4 de abril de 2010 | 20h34
Ethevaldo Siqueira
Talvez seja pretensão, mas tenho a impressão de que este portal do Estadão está começando a mostrar o que será o jornalismo do século 21. Digo isso pensando também noutra instituição, a universidade, que ainda me parece conservadora e preconceituosa diante das grandes inovações e tendências mundiais. Uma dessas tendências é a do conteúdo aberto (open contents), segundo conclui o relatório Horizons, que sintetiza a opinião de 400 cientistas de todo o mundo.

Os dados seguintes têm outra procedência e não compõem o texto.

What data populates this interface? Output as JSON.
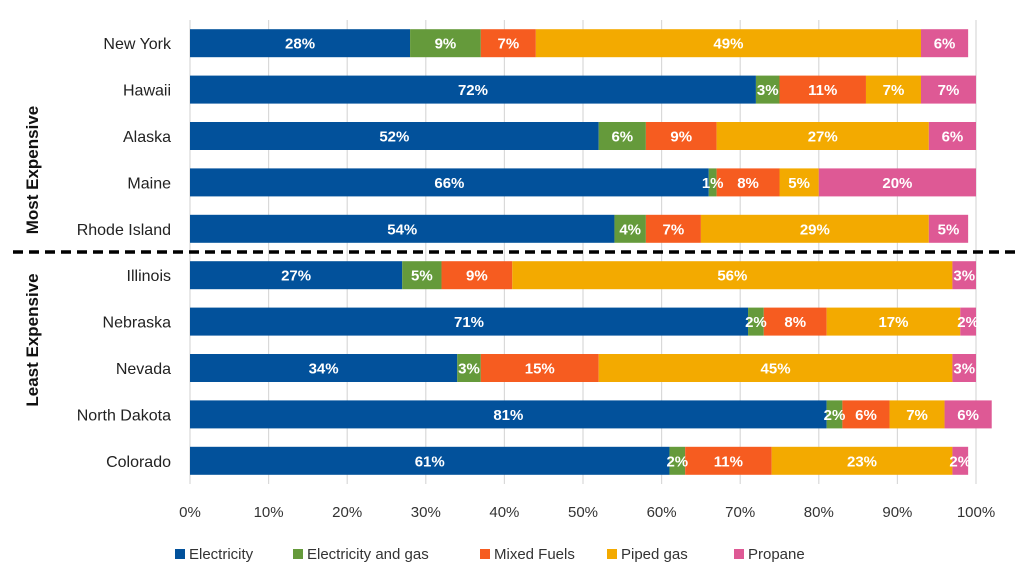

Ao longo da história, não tem sido fácil abrir o conteúdo das ciências, da literatura e das artes em geral e torná-lo acessível a milhões de pessoas. Na Idade Média, o conhecimento mais avançado da humanidade permanecia trancafiado nos mosteiros. A primeira revolução veio com o livro, a partir da invenção da imprensa por Gutenberg, por volta de 1455.
Ao longo de mais de cinco séculos que nos separam da invenção da imprensa, a humanidade tem vivido outras revoluções tecnológicas como a da máquina a vapor, da eletricidade, do rádio, da TV e da internet. Todos esses avanços têm acelerado, de alguma forma o processo de difusão da informação. Mesmo assim, o acesso ao conhecimento continua a enfrentar barreiras inconcebíveis, em especial na universidade, uma instituição que nasceu no século 14, exatamente com a proposta central de universalizar a cultura.
Diversas instituições de renome, no entanto, começam a abrir seus conteúdos de informação e conhecimento, como é o caso, entre outras, do Instituto de Tecnologia de Massachusetts (MIT) e da Universidade da Califórnia em Berkeley. Em minha visita a esta última, em janeiro, pude testemunhar a experiência mais ousada de abertura do conhecimento a toda a população: todas as aulas, seminários e debates de Berkeley podem ser livremente repetidos pela internet e pela TV por qualquer cidadão.
É claro que, em menor escala, essa abertura já existe em uma centena de universidades em todo o mundo. No Brasil, entretanto, as resistências ainda são muito grandes, ora por razões puramente formais ou burocráticas, ora por simples má vontade ou inércia. Assim, a universidade brasileira permanece segregada, fechada, em sua condição de redoma ou convento intelectual.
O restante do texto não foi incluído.